O episódio proporcionou a Dilma preciosa oportunidade para enriquecer seu vasto repertório de impropriedades verbais. Depois de mencionar a principal qualificação pela qual escolheu Delcídio para ser seu líder no Senado – “uma pessoa bastante bem relacionada” que tinha “boas relações com todos os partidos” –, Dilma incorreu em pequenas confusões: “Mas, infelizmente, nenhum de nós é insubstituível. Ele foi substituído e as relações com o Congresso vão se dar normalmente”. Delcídio não havia sido substituído; a liderança do governo no Senado continuava vaga e assim ficará até janeiro. Já a afirmação de que “infelizmente” ninguém é insubstituível só pode ser interpretada, indulgentemente, como um lapso verbal.
Em relação à corrupção endêmica que corrói as instituições e paralisa o País, Dilma Rousseff tem contado com a indulgência dos brasileiros, que, em sua maioria, a consideram incompetente e gostariam de vê-la fora do governo, mas tendem a conceder-lhe, pelo menos, o benefício da dúvida no que diz respeito a seu eventual envolvimento com práticas delituosas. Essa boa vontade pode ser atribuída ao fato de que a chefe do governo, há quase 13 anos exercendo cargos de primeiro escalão na administração federal, jamais deu demonstrações de ter enriquecido na vida pública, exatamente o contrário do que acontece com seu criador.
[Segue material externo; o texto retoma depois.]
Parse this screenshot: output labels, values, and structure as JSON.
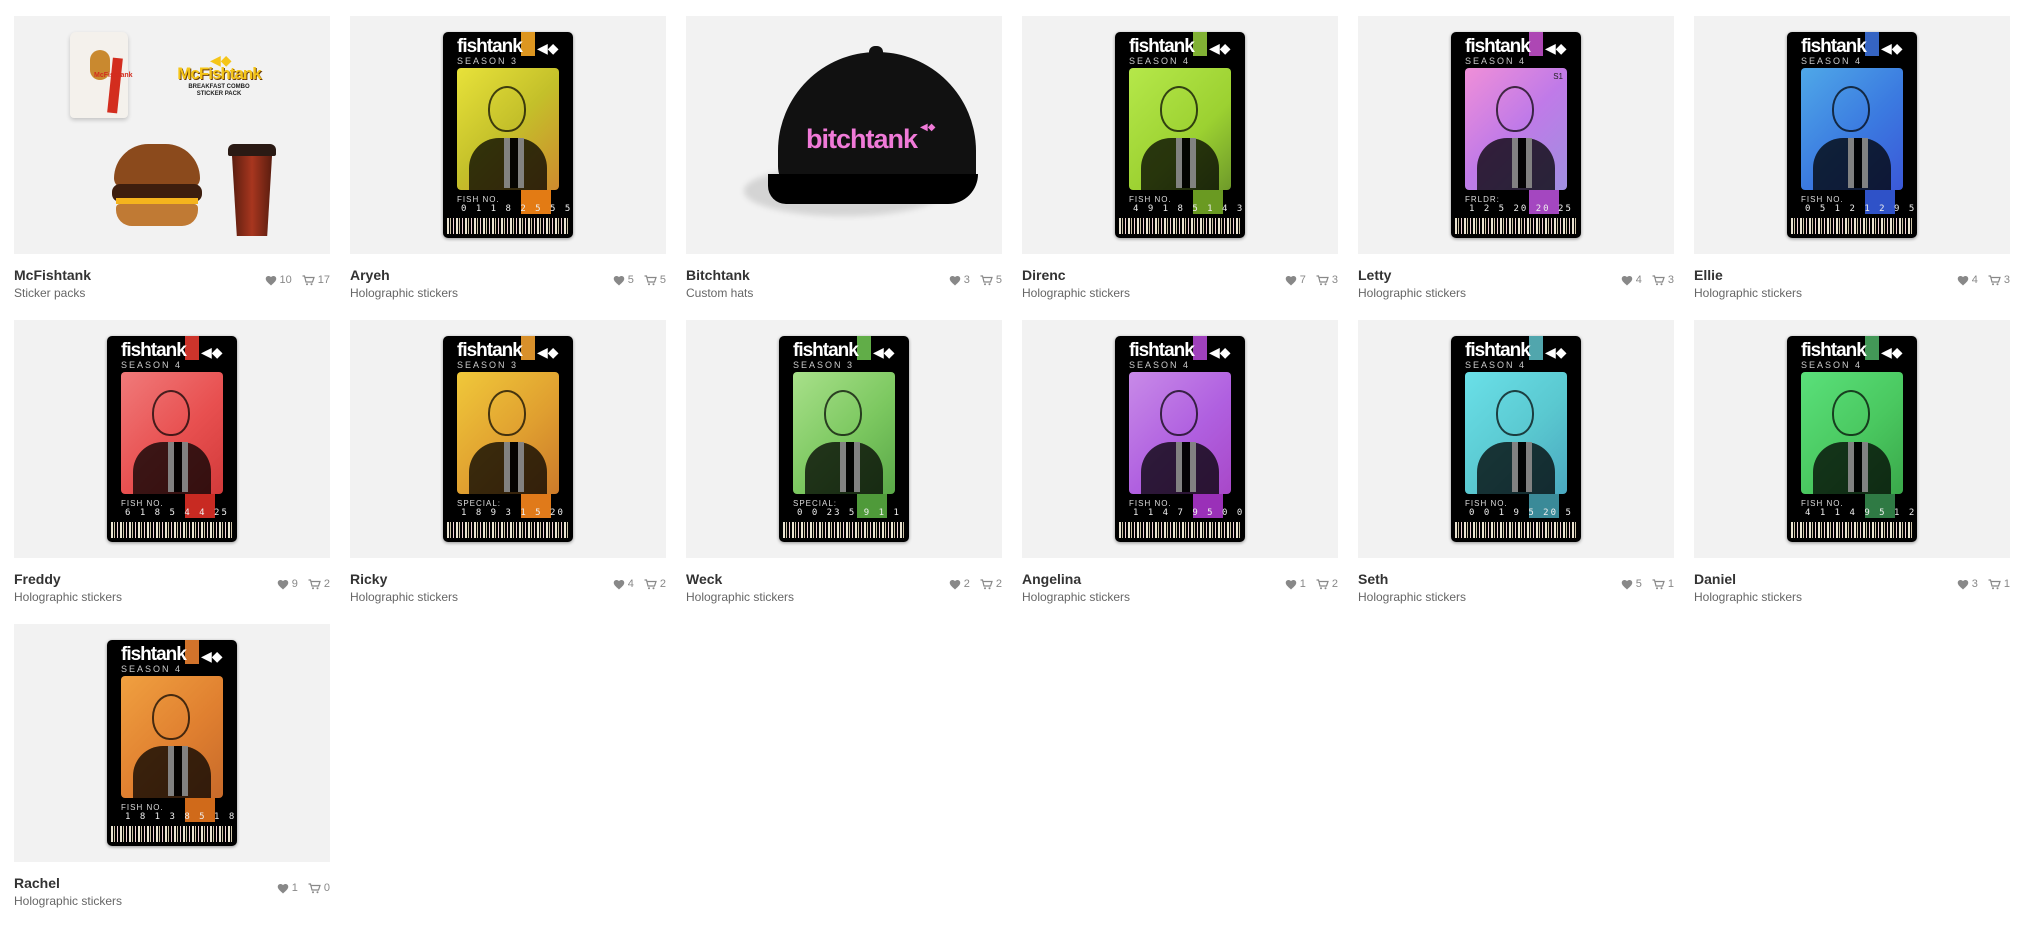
{
  "products": [
    {
      "name": "McFishtank",
      "category": "Sticker packs",
      "likes": "10",
      "carts": "17",
      "kind": "mcfishtank"
    },
    {
      "name": "Aryeh",
      "category": "Holographic stickers",
      "likes": "5",
      "carts": "5",
      "kind": "sticker",
      "season": "SEASON 3",
      "label": "FISH NO.",
      "digits": "0 1 1 8 2 5 5 5",
      "photo": "linear-gradient(135deg,#e8e23a,#c4c02a 50%,#ce8a2e)",
      "band": "#f5a623",
      "block": "#e37b14"
    },
    {
      "name": "Bitchtank",
      "category": "Custom hats",
      "likes": "3",
      "carts": "5",
      "kind": "hat",
      "hat_text": "bitchtank"
    },
    {
      "name": "Direnc",
      "category": "Holographic stickers",
      "likes": "7",
      "carts": "3",
      "kind": "sticker",
      "season": "SEASON 4",
      "label": "FISH NO.",
      "digits": "4 9 1 8 5 1 4 3",
      "photo": "linear-gradient(135deg,#b5e84a,#9cd131 60%,#6e9a2a)",
      "band": "#8fc43a",
      "block": "#6a9a22"
    },
    {
      "name": "Letty",
      "category": "Holographic stickers",
      "likes": "4",
      "carts": "3",
      "kind": "sticker",
      "season": "SEASON 4",
      "label": "FRLDR:",
      "digits": "1 2 5 20 20 25",
      "photo": "linear-gradient(135deg,#f08fd8,#c07ae8 50%,#9f8fe0)",
      "band": "#c04fc8",
      "block": "#a447c0",
      "extra": "S1"
    },
    {
      "name": "Ellie",
      "category": "Holographic stickers",
      "likes": "4",
      "carts": "3",
      "kind": "sticker",
      "season": "SEASON 4",
      "label": "FISH NO.",
      "digits": "0 5 1 2 1 2 9 5",
      "photo": "linear-gradient(135deg,#4fa8e8,#3b7ae0 55%,#3b58d8)",
      "band": "#3b6fd8",
      "block": "#2f52c8"
    },
    {
      "name": "Freddy",
      "category": "Holographic stickers",
      "likes": "9",
      "carts": "2",
      "kind": "sticker",
      "season": "SEASON 4",
      "label": "FISH NO.",
      "digits": "6 1 8 5 4 4 25",
      "photo": "linear-gradient(135deg,#f07a7a,#e85050 55%,#d23a3a)",
      "band": "#e23a30",
      "block": "#c82a22"
    },
    {
      "name": "Ricky",
      "category": "Holographic stickers",
      "likes": "4",
      "carts": "2",
      "kind": "sticker",
      "season": "SEASON 3",
      "label": "SPECIAL:",
      "digits": "1 8 9 3 1 5 20",
      "photo": "linear-gradient(135deg,#f0c83a,#e0a030 55%,#cc7a2a)",
      "band": "#f0a030",
      "block": "#e07a1a"
    },
    {
      "name": "Weck",
      "category": "Holographic stickers",
      "likes": "2",
      "carts": "2",
      "kind": "sticker",
      "season": "SEASON 3",
      "label": "SPECIAL:",
      "digits": "0 0 23 5 9 1 1",
      "photo": "linear-gradient(135deg,#a8e08a,#7cc860 55%,#5aa848)",
      "band": "#6cc050",
      "block": "#4f9a3a"
    },
    {
      "name": "Angelina",
      "category": "Holographic stickers",
      "likes": "1",
      "carts": "2",
      "kind": "sticker",
      "season": "SEASON 4",
      "label": "FISH NO.",
      "digits": "1 1 4 7 9 5 0 0",
      "photo": "linear-gradient(135deg,#c88ae8,#b060e0 55%,#a848c8)",
      "band": "#b048d0",
      "block": "#9a30b8"
    },
    {
      "name": "Seth",
      "category": "Holographic stickers",
      "likes": "5",
      "carts": "1",
      "kind": "sticker",
      "season": "SEASON 4",
      "label": "FISH NO.",
      "digits": "0 0 1 9 5 20 5",
      "photo": "linear-gradient(135deg,#6ae0e8,#5ac8d0 55%,#4aa8c0)",
      "band": "#5ab8c0",
      "block": "#3a8a98"
    },
    {
      "name": "Daniel",
      "category": "Holographic stickers",
      "likes": "3",
      "carts": "1",
      "kind": "sticker",
      "season": "SEASON 4",
      "label": "FISH NO.",
      "digits": "4 1 1 4 9 5 1 2",
      "photo": "linear-gradient(135deg,#5ae07a,#4ac860 55%,#3aa84a)",
      "band": "#4aa860",
      "block": "#2f7a44"
    },
    {
      "name": "Rachel",
      "category": "Holographic stickers",
      "likes": "1",
      "carts": "0",
      "kind": "sticker",
      "season": "SEASON 4",
      "label": "FISH NO.",
      "digits": "1 8 1 3 8 5 1 8",
      "photo": "linear-gradient(135deg,#f0a040,#e08030 55%,#c86a2a)",
      "band": "#e88030",
      "block": "#d06a1a"
    }
  ],
  "mcfishtank": {
    "logo": "McFishtank",
    "subtitle_1": "BREAKFAST COMBO",
    "subtitle_2": "STICKER PACK",
    "bag_label": "McFishtank"
  },
  "sticker_logo": "fishtank",
  "icons": {
    "like": "heart-icon",
    "cart": "cart-icon",
    "fish": "fish-icon"
  }
}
Sempre que paira no ar alguma suspeita capaz de atingi-la, Dilma alega ignorância dos fatos. Foi o que fez quando surgiram informações sobre possíveis irregularidades na compra, pela Petrobrás, da Refinaria de Pasadena, na época em que ela, como chefe da Casa Civil do presidente Lula, presidia o Conselho de Administração da estatal. Dilma negou qualquer responsabilidade pela operação que causou enorme prejuízo à petroleira, alegando que ela e os demais conselheiros haviam aprovado a transação tenebrosa com base em um parecer falho e incompleto fornecido pelo ex-diretor Nestor Cerveró, hoje condenado com base nas investigações da Operação Lava Jato.
De acordo com declaração de Delcídio e anotação nos documentos da denúncia que o levou à prisão preventiva, Cerveró foi nomeado para a diretoria Internacional – onde foi o maior responsável pelo affair Pasadena – por Dilma. Em Paris, a presidente voltou a negar essa versão: “Eu acredito que o senador Delcídio se equivoca. Ele (Cerveró) não é minha indicação, ele não é da minha relação, e isso é público e notório”. E acrescentou, a respeito das irregularidades na compra: “Não só eu não sabia de tudo”, como “quando soubemos que ele não havia dado todos os elementos para nós (os conselheiros) eu fui uma pessoa que insisti para ele sair”.
A continuar se apoiando no argumento da ignorância dos fatos sempre que se confronta com suspeitas de envolvimento em casos de corrupção, Dilma talvez consiga preservar a imagem de perplexa probidade que ainda ostenta. Mas estará consolidando a reputação de que não é capaz de enxergar um palmo adiante do nariz e também por isso é considerada a pior presidente que o Brasil já teve.